Comment: This study clearly demonstrates that for vitiligo repigmentation, NB-UVB is safer and more effective than PUVA. Other randomized, controlled trials have shown at least some efficacy with targeted phototherapy, topical and systemic steroids, topical calcineurin inhibitors, and calcipotriene combined with PUVA. A number of reports show success with surgical repigmentation procedures, as well. Although we are making progress in treating this vexing disease (especially with calcineurin inhibitors and phototherapy), we still have a long way to go. At best, 75% of patients respond, and in most instances, this response is only partial. A breakthrough in the management of this disease would be greatly welcomed by both patients and doctors.
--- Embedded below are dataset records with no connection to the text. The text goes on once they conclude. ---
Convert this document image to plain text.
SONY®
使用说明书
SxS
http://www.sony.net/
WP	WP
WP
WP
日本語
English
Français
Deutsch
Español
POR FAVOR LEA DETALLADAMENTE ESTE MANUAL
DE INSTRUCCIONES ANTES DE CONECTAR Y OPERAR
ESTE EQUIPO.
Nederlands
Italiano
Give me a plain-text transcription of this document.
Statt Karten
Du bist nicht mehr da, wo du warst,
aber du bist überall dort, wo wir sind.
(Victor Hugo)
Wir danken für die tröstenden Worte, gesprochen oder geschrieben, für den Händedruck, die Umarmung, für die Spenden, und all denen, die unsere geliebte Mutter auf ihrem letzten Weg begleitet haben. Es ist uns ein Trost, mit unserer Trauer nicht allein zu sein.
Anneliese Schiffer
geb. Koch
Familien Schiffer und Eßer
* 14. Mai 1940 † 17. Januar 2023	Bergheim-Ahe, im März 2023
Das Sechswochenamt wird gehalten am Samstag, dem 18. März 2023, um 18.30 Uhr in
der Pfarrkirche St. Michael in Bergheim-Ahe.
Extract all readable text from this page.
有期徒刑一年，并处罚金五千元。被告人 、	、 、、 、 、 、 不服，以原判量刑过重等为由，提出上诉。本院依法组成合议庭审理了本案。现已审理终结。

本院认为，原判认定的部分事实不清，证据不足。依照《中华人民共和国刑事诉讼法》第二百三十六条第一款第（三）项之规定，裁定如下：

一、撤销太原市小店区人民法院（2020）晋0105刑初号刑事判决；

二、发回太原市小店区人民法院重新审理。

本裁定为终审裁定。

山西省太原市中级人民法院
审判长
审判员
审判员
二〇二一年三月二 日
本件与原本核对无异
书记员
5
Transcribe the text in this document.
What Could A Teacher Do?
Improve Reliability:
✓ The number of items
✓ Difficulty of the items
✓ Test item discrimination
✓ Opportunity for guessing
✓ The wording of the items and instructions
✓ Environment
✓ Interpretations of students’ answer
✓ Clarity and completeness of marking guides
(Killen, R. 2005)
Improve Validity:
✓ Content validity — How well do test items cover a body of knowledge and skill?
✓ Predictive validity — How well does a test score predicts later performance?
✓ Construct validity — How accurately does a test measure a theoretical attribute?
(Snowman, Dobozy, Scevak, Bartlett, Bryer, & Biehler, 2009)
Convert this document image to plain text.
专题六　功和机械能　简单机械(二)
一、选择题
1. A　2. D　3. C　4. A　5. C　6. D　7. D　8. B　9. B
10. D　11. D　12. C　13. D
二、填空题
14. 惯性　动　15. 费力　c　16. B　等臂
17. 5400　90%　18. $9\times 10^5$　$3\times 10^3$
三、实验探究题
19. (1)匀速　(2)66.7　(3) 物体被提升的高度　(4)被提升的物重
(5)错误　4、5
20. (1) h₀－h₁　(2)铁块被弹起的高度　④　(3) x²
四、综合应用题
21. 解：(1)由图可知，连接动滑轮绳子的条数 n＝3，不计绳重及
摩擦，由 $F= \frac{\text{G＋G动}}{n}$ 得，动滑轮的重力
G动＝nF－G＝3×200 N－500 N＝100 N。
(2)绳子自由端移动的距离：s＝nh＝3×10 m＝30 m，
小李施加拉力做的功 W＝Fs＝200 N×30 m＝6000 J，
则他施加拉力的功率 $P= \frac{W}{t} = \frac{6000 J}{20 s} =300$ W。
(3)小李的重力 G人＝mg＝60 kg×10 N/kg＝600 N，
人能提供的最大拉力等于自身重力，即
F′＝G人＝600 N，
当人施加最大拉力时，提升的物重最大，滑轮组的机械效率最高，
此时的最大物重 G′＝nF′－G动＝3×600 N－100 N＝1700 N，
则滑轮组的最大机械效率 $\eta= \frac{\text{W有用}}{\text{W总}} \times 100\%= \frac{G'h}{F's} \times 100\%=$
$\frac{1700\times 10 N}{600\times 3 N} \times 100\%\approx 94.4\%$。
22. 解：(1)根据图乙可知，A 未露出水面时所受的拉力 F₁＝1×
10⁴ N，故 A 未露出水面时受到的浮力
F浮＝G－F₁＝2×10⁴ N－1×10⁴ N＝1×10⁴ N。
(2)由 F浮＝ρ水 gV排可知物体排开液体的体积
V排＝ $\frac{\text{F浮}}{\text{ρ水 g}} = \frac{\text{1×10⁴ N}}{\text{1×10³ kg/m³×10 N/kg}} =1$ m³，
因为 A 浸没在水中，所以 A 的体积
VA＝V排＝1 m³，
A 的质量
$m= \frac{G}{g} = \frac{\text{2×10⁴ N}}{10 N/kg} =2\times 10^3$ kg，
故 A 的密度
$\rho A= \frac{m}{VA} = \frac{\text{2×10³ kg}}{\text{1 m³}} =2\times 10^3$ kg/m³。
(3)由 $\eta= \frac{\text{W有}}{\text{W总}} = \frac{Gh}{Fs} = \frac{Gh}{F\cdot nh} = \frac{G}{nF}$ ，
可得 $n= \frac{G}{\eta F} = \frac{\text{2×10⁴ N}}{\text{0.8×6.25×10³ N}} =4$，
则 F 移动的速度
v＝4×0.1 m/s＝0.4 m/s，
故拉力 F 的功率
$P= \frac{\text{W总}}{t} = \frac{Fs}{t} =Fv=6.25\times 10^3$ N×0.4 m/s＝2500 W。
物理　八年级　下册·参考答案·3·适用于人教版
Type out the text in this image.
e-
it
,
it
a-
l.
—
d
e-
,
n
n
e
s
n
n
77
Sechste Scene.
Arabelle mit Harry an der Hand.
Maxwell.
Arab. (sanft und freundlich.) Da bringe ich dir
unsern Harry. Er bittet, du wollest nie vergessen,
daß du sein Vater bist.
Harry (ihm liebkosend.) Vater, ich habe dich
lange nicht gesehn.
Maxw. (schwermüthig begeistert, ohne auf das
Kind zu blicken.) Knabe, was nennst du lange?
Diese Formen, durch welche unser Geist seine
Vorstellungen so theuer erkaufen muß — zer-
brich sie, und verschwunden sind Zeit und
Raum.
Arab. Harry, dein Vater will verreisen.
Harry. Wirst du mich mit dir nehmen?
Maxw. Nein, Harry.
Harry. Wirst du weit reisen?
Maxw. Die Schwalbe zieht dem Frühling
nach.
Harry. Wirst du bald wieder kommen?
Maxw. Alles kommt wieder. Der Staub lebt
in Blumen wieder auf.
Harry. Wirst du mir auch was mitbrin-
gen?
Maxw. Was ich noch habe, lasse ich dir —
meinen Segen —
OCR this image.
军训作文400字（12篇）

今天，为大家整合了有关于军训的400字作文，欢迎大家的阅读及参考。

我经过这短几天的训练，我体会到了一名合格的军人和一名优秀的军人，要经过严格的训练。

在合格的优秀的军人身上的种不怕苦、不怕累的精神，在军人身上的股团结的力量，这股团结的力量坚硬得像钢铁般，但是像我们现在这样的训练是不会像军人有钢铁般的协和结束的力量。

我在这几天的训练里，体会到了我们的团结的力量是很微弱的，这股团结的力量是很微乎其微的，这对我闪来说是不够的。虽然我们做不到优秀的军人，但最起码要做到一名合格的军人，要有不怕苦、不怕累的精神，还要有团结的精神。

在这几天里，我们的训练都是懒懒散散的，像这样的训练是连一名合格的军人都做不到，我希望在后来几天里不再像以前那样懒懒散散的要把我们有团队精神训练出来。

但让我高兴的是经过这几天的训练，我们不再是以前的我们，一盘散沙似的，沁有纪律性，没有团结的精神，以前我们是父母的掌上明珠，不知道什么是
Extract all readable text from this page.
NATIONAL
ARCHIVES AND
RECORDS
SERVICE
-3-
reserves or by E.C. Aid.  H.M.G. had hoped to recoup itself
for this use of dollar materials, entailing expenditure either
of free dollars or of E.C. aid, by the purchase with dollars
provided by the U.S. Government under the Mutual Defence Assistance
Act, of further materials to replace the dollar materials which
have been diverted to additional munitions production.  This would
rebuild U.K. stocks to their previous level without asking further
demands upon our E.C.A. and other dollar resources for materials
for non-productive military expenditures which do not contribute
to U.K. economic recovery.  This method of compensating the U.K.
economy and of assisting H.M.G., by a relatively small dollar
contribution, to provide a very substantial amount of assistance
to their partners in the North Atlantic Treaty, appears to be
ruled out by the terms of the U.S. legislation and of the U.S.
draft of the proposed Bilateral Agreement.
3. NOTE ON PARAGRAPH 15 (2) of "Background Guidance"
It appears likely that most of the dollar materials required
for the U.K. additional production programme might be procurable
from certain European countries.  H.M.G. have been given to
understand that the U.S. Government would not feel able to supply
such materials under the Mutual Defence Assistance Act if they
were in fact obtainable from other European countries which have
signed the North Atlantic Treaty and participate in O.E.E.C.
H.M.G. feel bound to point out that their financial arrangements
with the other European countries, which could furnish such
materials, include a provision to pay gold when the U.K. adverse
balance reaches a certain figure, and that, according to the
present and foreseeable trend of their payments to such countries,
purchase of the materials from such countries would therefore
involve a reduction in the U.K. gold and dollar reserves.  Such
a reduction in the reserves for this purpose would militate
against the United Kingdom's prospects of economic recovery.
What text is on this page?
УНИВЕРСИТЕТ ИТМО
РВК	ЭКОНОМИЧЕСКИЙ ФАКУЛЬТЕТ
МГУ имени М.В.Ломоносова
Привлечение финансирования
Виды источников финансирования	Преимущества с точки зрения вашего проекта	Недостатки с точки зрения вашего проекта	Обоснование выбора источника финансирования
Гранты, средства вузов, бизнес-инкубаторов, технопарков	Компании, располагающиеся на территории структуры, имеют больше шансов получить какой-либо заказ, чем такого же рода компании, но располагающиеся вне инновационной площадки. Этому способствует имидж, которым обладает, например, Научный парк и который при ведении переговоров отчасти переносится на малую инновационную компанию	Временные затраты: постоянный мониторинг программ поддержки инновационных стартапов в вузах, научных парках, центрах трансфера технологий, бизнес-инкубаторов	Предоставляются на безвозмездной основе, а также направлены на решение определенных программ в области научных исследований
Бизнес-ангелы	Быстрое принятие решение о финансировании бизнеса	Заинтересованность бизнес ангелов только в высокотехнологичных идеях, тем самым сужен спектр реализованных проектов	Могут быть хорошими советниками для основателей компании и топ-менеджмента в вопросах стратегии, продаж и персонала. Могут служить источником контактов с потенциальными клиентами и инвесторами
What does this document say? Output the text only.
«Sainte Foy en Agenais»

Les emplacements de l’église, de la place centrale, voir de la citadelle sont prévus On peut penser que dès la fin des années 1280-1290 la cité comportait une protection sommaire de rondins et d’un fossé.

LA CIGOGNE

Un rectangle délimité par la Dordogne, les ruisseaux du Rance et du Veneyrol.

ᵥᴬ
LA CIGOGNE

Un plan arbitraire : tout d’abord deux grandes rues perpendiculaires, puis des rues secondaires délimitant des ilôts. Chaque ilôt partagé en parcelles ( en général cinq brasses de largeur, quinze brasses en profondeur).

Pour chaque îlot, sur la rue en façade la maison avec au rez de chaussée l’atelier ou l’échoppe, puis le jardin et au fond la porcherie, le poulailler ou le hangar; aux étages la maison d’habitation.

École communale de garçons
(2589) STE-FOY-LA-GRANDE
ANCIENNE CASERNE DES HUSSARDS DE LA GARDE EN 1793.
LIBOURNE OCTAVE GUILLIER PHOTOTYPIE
An accompanying editorial provides a nice evidence-based review of existing therapies for vitiligo.
— Craig A. Elmets, MD
Published in Journal Watch Dermatology June 1, 2007
PUVA vs UVB Narrowband
PUVA is an older treatment method. It’s an acronym for “P”soralen and UVA. UVA is long wavelength ultraviolet and the upper layers of our skin are not affected significantly with UVA light as the long wavelengths penetrate quite deeply. To sensitize the skin a Psoralen is used either topically (rubbed on) or orally (swallow a pill or liquid). Psoralens taken internally can cause nausea, liver toxicity and other challenges. If you are prescribed PUVA then your doctor will do some blood tests to determine if liver toxicity could be a problem.
UVB Narrowband has several advantages over PUVA
- No Concurrent Drug Therapy such as Psoralen is needed.
- There much less risk of sunburn over UVB Broadband or PUVA
- Lower skin cancer risk
- No protective eyewear needed FOLLOWING exposure (Psoralens increase the eye’s sensitivity to UV and for 24 hours following treatment with PUVA
- Vastly reduced premature aging of the skin which is prevalent in PUVA.